The escape rhythm is dependent on the automaticity of the tissue that escapes. AV nodal escape is the fastest, then HIS bundle, then Purkinje fibers, then ventricular tissue (which results in a slow “idioventricular” rhythm)
In this case, there is either an alternating escape, or a nodal escape with alternating RBBB and LBBB. If it is the former, then you know that your bundles have appropriate automaticity and can support the rhythm without a stimulus from above. If it is the latter, then you have the risk of developing block of both the left and right bundles simultaneously, in which case the only escape possible is idioventricular.
Obviously, this is a dangerous situation, and you must place transcutaneous pacing pads and ascertain that they will capture if you need them too. Alternatively, an internal pacing wire can be placed.

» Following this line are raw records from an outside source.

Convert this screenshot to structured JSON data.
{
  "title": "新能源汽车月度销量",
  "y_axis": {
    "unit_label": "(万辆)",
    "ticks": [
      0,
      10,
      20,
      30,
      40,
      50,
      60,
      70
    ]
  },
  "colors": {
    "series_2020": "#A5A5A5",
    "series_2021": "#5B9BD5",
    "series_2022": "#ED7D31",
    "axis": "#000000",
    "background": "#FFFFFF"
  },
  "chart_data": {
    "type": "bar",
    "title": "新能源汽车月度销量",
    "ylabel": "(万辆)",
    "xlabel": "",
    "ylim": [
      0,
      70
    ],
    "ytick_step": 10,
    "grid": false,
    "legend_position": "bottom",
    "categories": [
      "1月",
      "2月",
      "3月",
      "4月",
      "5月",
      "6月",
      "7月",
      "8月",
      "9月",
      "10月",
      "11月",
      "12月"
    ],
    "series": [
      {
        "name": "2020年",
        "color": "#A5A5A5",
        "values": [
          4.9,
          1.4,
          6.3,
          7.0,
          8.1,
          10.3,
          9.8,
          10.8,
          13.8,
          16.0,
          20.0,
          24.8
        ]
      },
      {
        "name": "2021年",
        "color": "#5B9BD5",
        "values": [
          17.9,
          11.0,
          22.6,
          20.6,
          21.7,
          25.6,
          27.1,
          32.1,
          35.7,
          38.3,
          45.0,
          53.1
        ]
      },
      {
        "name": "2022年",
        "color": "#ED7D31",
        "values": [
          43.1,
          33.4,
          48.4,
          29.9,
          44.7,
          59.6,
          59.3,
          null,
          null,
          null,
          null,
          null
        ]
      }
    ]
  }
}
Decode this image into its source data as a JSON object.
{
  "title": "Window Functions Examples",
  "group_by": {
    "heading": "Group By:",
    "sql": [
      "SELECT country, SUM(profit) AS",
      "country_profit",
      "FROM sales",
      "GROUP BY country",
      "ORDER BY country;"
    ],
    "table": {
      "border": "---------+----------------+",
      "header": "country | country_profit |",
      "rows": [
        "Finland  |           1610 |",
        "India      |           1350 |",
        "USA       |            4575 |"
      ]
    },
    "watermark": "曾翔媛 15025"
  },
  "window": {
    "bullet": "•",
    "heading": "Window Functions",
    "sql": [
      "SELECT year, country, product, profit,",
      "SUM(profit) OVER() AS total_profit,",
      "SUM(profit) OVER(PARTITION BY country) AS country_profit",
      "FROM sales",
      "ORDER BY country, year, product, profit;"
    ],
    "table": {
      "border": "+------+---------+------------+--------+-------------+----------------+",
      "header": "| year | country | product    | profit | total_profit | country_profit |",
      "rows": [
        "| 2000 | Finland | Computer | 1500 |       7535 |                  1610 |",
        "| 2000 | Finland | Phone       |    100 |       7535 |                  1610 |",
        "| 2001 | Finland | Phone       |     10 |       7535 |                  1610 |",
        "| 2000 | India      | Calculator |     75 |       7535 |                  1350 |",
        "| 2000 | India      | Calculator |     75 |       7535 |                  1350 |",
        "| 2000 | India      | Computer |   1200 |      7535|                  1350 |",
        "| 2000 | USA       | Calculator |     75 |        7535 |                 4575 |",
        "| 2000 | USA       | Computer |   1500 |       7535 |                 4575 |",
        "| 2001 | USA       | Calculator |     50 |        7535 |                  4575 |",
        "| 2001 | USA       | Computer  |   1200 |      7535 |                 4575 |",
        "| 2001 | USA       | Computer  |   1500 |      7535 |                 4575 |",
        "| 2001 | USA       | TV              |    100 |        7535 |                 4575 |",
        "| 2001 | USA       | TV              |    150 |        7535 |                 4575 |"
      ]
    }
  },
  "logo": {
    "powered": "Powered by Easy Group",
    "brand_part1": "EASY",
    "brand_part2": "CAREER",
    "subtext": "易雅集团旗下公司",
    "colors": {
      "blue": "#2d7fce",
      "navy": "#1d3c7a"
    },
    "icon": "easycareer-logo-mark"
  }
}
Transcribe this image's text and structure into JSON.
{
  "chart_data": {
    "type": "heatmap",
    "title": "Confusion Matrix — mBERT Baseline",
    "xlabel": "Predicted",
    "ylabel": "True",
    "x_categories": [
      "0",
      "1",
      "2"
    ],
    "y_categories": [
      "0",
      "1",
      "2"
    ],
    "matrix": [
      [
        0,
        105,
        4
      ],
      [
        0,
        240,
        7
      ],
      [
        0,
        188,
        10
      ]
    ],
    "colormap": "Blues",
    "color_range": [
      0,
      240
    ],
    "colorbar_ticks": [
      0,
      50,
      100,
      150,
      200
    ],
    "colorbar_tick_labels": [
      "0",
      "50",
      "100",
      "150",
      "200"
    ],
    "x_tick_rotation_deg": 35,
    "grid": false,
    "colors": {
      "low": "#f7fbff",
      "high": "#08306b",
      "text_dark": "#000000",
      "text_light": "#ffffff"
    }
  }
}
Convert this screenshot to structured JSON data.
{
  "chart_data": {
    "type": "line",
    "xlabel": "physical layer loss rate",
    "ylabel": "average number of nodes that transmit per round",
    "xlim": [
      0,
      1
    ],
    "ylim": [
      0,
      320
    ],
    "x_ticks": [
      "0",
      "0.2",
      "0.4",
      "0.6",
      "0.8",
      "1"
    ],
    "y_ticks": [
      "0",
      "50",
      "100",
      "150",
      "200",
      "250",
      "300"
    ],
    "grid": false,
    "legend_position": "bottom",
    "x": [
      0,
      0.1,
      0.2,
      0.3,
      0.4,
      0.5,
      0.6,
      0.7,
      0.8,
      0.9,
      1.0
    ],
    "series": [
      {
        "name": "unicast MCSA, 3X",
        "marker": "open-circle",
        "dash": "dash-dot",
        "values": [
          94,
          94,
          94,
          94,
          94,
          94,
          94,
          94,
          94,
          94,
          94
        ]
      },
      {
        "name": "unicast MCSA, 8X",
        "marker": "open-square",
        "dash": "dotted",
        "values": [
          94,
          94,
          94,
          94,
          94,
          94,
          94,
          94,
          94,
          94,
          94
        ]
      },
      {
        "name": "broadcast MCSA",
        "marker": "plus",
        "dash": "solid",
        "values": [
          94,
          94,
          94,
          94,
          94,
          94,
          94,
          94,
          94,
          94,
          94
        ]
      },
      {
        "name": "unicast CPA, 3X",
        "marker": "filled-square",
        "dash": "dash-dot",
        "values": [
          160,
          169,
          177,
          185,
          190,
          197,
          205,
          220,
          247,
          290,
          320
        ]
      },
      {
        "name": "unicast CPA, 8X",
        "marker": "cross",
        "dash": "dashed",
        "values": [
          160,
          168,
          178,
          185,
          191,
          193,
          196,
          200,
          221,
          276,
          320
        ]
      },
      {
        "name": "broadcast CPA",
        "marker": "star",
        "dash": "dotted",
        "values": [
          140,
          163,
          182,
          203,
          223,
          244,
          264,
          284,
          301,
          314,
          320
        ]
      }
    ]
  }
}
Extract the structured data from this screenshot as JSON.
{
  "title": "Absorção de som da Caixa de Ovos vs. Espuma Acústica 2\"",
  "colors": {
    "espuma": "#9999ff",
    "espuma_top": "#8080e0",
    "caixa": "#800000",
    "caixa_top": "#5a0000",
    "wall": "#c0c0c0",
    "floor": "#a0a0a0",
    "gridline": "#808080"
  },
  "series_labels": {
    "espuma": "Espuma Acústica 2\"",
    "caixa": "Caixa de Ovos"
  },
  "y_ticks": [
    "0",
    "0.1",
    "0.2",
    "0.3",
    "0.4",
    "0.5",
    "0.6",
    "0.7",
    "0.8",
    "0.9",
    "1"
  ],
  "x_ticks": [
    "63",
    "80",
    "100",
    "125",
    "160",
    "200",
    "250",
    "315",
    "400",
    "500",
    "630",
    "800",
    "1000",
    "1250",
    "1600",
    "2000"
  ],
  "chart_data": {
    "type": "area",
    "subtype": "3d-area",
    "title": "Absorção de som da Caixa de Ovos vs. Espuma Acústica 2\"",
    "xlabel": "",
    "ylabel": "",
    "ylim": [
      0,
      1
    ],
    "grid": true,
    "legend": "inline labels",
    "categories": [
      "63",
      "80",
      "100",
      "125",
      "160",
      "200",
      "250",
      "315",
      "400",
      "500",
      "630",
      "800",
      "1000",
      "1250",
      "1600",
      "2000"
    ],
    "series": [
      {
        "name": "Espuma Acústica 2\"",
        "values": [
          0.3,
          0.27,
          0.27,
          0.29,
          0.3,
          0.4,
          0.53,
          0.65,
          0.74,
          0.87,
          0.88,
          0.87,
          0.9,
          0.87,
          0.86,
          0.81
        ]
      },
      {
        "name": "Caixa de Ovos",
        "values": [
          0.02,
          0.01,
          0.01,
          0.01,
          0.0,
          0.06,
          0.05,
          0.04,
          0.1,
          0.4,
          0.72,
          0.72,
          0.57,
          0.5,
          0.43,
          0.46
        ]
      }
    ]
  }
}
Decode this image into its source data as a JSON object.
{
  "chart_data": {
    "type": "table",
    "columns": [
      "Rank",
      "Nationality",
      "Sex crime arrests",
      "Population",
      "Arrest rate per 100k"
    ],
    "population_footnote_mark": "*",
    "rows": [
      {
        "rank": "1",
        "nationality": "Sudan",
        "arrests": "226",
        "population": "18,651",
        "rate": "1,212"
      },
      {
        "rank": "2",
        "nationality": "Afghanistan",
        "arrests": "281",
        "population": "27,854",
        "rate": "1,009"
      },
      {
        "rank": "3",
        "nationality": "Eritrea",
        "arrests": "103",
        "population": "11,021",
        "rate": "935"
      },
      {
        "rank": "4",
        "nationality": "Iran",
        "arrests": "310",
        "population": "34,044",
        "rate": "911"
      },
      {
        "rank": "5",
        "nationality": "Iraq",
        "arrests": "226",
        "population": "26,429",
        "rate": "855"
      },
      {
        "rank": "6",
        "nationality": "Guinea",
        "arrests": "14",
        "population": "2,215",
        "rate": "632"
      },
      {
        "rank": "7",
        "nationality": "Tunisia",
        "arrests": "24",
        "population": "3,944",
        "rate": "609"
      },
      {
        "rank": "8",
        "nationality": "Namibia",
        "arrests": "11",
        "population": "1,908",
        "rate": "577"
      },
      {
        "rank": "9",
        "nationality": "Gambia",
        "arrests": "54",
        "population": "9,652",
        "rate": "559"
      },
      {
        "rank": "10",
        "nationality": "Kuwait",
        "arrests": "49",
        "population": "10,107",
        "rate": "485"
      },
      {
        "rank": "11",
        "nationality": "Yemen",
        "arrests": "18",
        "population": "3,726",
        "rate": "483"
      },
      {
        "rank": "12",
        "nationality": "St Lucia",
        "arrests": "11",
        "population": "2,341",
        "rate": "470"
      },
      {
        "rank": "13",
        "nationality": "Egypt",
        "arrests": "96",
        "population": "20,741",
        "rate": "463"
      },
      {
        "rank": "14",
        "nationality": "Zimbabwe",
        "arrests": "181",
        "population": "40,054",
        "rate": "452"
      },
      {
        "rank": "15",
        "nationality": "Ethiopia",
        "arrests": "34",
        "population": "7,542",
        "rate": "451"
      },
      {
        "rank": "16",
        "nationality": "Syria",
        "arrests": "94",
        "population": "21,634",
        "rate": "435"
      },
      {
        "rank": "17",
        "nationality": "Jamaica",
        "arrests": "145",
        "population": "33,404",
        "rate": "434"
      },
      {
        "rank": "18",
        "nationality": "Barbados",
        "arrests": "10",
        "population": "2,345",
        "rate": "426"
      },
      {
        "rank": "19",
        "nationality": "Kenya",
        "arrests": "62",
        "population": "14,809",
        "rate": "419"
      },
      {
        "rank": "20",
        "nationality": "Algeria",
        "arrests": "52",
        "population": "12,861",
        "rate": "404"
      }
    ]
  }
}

A simple test of capture is nicely done by pacing and observing the heart with bedside ultrasound to be certain of capture.
Case continued:
Fearing possible beta blocker toxicity, glucagon was given in increments up to a total dose of 5 mg, but this was not effective. Atropone 1 mg was given without effect (this will not work in this situation, ever). An internal pacing wire was placed in the ED, but not used because, in the interim, dopamine had been started and titrated to 10 mcg/kg/min with an increase in the heart rate to the 50’s. Pacer pads were also placed.
Subsequent troponins rose to a maximum of 8.5, suggesting that ACS may have had a role here. However, third degree heart block can develop for other reasons than acute MI.
An echocardiogram revealed moderately severe aortic stenosis with a valve area of 1cm2, with a mean pressure gradient of 50mmHg. There were regional wall motion abnormalities (apex, distal septum and
inferior) but these are difficult to interpret in the setting of LBBB.
Angiography and Ventrilography revealed worse AS, with valve area of 0.74 cm2. There was no coronary artery disease.
A permanent pacer was placed on hospital day 3.
This is the final ECG:
After many orthopedic procedures, the patient had his aortic valve replaced, and went home.